Twelve hours later in the afternoon it is the turn of T…to feed the ducks almost in the same attire as his wife.

 

A few years ago, I was invited to a dinner also attended  by the Philippines Ambassador in France when the conversation moved towards the adaptability of Filipinos abroad.  I then held up the case of our C… friend and his ducks as an example for that ability.
Their lives could have continued like that, hard but good , but it seems that some people are unlucky enough to accumulate many misfortunes and T… and C…are among the unfortunate ones. It was many years after his car accident that T ... discovered that in Africa he had also received a serious illness with his blood transfusion. Thus a difficult and tiring medical treatment followed and most of the work of the business fell on the shoulders of his wife until he finally recovered

It should have been enough for them but recently he had a stroke which fortunately left no after-effect but again during his illness she had to do everything besides her worries and sorrow.
This year it is the global economic crisis that affects them and in 2009 the ducks will be less than before to enjoy the invigorating climate of Brittany.
Now their children are adults so after feeding the ducks, C ... gives English lessons in some primary schools of the region to take her mind off the daily routine and meet people.

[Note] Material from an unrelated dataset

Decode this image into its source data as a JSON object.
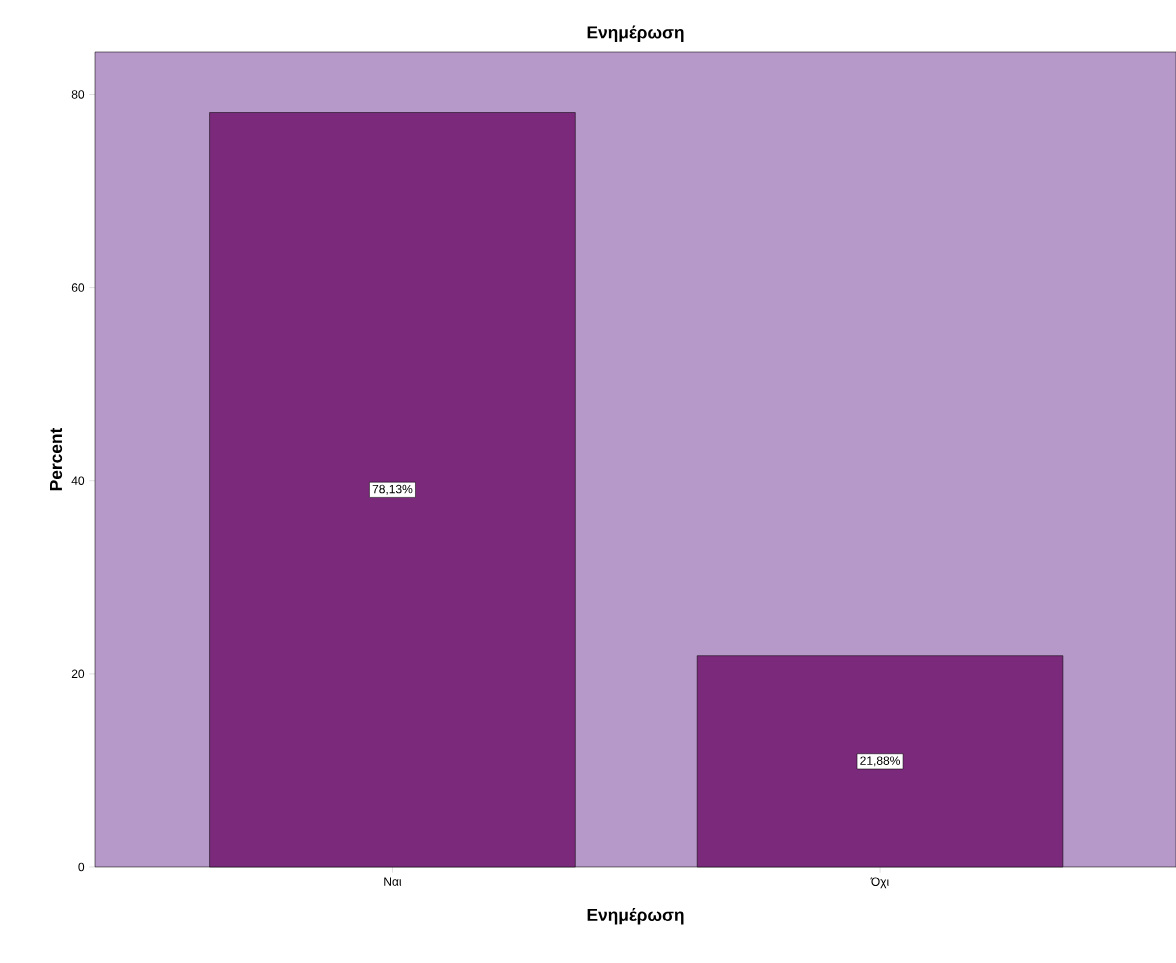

Her courage during her ordeals made her admired by all and it is not anything on the part of these Bretons as tough as their climate and the ocean that surrounds them.


(The Iroise sea)

(The Saint Samson chapel)


Our eight-day holiday passed quickly and we spent them walking by the sea and also meeting our friends, including a couple who had a house before in our village of theVexin and since their retirement now live in Saint Pabu near Trémazan and where we are always warmly welcome. It is good my wife always drive on our way back. It's safer that way…


(Our strolls)


Saturday July 18, the eve of our return, we had with T…a farewell dinner in an excellent restaurant of the area that is le jardin de l'Aber in Breles.
Sunday at 8 pm we were already the road towards our house with a nice dry weather and little traffic therefore at 2 pm we were at home when our son was waiting for us with a good plate of spaghetti bolognaise.